La siguiente pregunta sería por qué, si la Constitución aprobada ese mismo año sí abrió la puerta a cierta igualdad dentro de una sociedad con un machismo estructural, no se hizo lo mismo en la Ley de la Casa Imperial. Posiblemente porque la finalidad de todo era convertir al emperador en un símbolo nacional, carente de poder, y no abrir profundos debates culturales en tiempo de ocupación, algo que podría haber generado resistencia. En definitiva, la prioridad para los estadounidenses en ese momento era la estabilidad.

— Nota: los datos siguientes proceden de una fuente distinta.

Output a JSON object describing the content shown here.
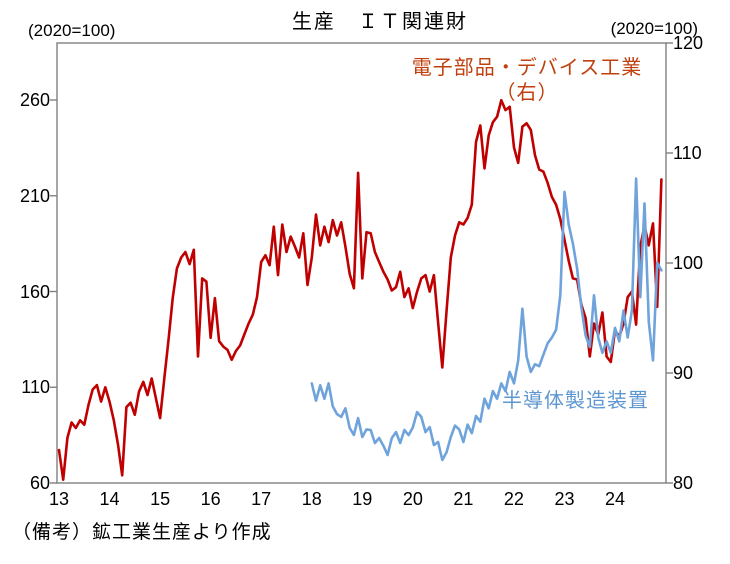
{
  "title": "生産　ＩＴ関連財",
  "left_axis": {
    "unit_label": "(2020=100)",
    "ticks": [
      60,
      110,
      160,
      210,
      260
    ]
  },
  "right_axis": {
    "unit_label": "(2020=100)",
    "ticks": [
      80,
      90,
      100,
      110,
      120
    ]
  },
  "x_axis": {
    "labels": [
      "13",
      "14",
      "15",
      "16",
      "17",
      "18",
      "19",
      "20",
      "21",
      "22",
      "23",
      "24"
    ]
  },
  "annotations": {
    "red_series_label_line1": "電子部品・デバイス工業",
    "red_series_label_line2": "（右）",
    "blue_series_label": "半導体製造装置"
  },
  "footer_note": "（備考）鉱工業生産より作成",
  "colors": {
    "red_line": "#C00000",
    "red_label_text": "#C0400E",
    "blue_line": "#6FA3DC",
    "blue_label_text": "#5E97D0",
    "frame": "#808080",
    "text": "#000000",
    "background": "#FFFFFF"
  },
  "chart_data": {
    "type": "line",
    "title": "生産　ＩＴ関連財",
    "frequency": "monthly",
    "x_tick_labels": [
      "13",
      "14",
      "15",
      "16",
      "17",
      "18",
      "19",
      "20",
      "21",
      "22",
      "23",
      "24"
    ],
    "left_axis": {
      "label": "(2020=100)",
      "ticks": [
        60,
        110,
        160,
        210,
        260
      ]
    },
    "right_axis": {
      "label": "(2020=100)",
      "ticks": [
        80,
        90,
        100,
        110,
        120
      ]
    },
    "grid": false,
    "series": [
      {
        "name": "電子部品・デバイス工業（右）",
        "axis": "right",
        "color_key": "red_line",
        "start": "2013-01",
        "values": [
          83.0,
          80.3,
          84.1,
          85.5,
          85.0,
          85.7,
          85.3,
          87.1,
          88.5,
          88.9,
          87.4,
          88.7,
          87.4,
          85.7,
          83.5,
          80.7,
          86.9,
          87.3,
          86.2,
          88.3,
          89.2,
          88.0,
          89.5,
          87.7,
          85.9,
          89.5,
          93.0,
          96.8,
          99.5,
          100.5,
          101.0,
          99.9,
          101.2,
          91.5,
          98.6,
          98.3,
          93.2,
          96.8,
          92.9,
          92.4,
          92.1,
          91.2,
          92.0,
          92.5,
          93.5,
          94.5,
          95.3,
          96.9,
          100.1,
          100.7,
          99.8,
          103.3,
          98.9,
          103.5,
          101.0,
          102.4,
          101.5,
          100.5,
          102.7,
          98.0,
          100.5,
          104.4,
          101.6,
          103.3,
          101.9,
          103.9,
          102.5,
          103.7,
          101.5,
          99.0,
          97.7,
          108.2,
          98.6,
          102.8,
          102.7,
          101.0,
          100.1,
          99.2,
          98.5,
          97.5,
          97.8,
          99.2,
          96.9,
          97.7,
          95.9,
          97.4,
          98.6,
          98.9,
          97.4,
          98.9,
          94.6,
          90.5,
          95.7,
          100.5,
          102.5,
          103.7,
          103.5,
          104.1,
          105.3,
          111.0,
          112.5,
          108.6,
          111.6,
          112.8,
          113.3,
          114.8,
          113.9,
          114.2,
          110.5,
          109.1,
          112.4,
          112.7,
          112.1,
          109.8,
          108.5,
          108.3,
          107.3,
          106.0,
          105.3,
          104.0,
          102.1,
          100.2,
          98.6,
          98.5,
          96.2,
          95.0,
          91.5,
          94.5,
          93.5,
          95.5,
          91.5,
          91.0,
          93.9,
          93.3,
          94.5,
          96.9,
          97.4,
          94.4,
          101.5,
          103.4,
          101.6,
          103.6,
          96.0,
          107.6
        ]
      },
      {
        "name": "半導体製造装置",
        "axis": "left",
        "color_key": "blue_line",
        "start": "2018-01",
        "values": [
          112.0,
          103.0,
          111.0,
          104.0,
          112.0,
          100.0,
          96.0,
          94.5,
          99.0,
          88.7,
          85.1,
          93.9,
          84.0,
          88.0,
          87.7,
          80.9,
          83.5,
          79.5,
          74.6,
          83.5,
          86.6,
          80.9,
          87.7,
          85.0,
          89.0,
          97.0,
          94.5,
          86.6,
          89.2,
          79.8,
          81.4,
          72.0,
          76.0,
          84.0,
          90.0,
          88.0,
          81.4,
          90.5,
          86.0,
          95.0,
          92.0,
          104.0,
          99.0,
          108.0,
          104.0,
          112.0,
          108.0,
          118.0,
          112.0,
          124.0,
          151.0,
          126.0,
          118.0,
          122.0,
          121.0,
          127.0,
          133.0,
          136.0,
          140.0,
          158.0,
          212.0,
          195.0,
          185.0,
          172.0,
          152.0,
          137.0,
          131.0,
          158.0,
          136.0,
          128.0,
          134.0,
          128.0,
          141.0,
          134.0,
          150.0,
          136.0,
          150.0,
          219.0,
          157.0,
          206.0,
          144.0,
          124.0,
          175.0,
          171.0
        ]
      }
    ]
  }
}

La reforma se ha acelerado porque la Alianza Reformista Centrista (CRA) ha acordado respaldar la propuesta para aumentar el número de miembros de la familia imperial mediante la adopción de varones de antiguas ramas paternas y también apoyar que las mujeres conserven su estatus imperial tras casarse, aunque hay divisiones internas sobre si sus maridos e hijos deberían recibir ese estatus. De esta forma, es la propuesta de adopción la que gana relevancia porque el Partido Liberal Democrático y Nippon Ishin no Kai también la apoyan, mientras que el Partido Democrático Constitucional es el único que se opone y el que tradicionalmente ha apostado por el método más "sostenible": dar derechos a las princesas que ya están dentro de la casa.
Las reuniones están previstas para las próximas semanas, ya que, según Japan Times, el presidente de la Cámara Baja ha manifestado su deseo de revisar la Ley de la Casa Imperial durante el actual ejercicio, que está previsto que finalice a mediados de julio. Todo apunta a que las princesas que están dentro, entre ellas la princesa Aiko, la única hija del emperador, podrán conservar el estatus real y las funciones de representación en un futuro y tras la aprobación de la nueva ley. Lo que no está nada claro es que puedan transmitir los derechos dinásticos a sus hijos. Tampoco hay consenso sobre qué tratamiento dar a un futuro plebeyo que se case con una princesa nipona, ya que hasta ahora ellas son expulsadas de la casa al contraer matrimonio, la última fue la princesa Mako, que vivió un calvario por el camino. Habrá que esperar, todavía más, para ver en qué se materializa una ley que las Naciones Unidas lleva años tachando de discriminatoria.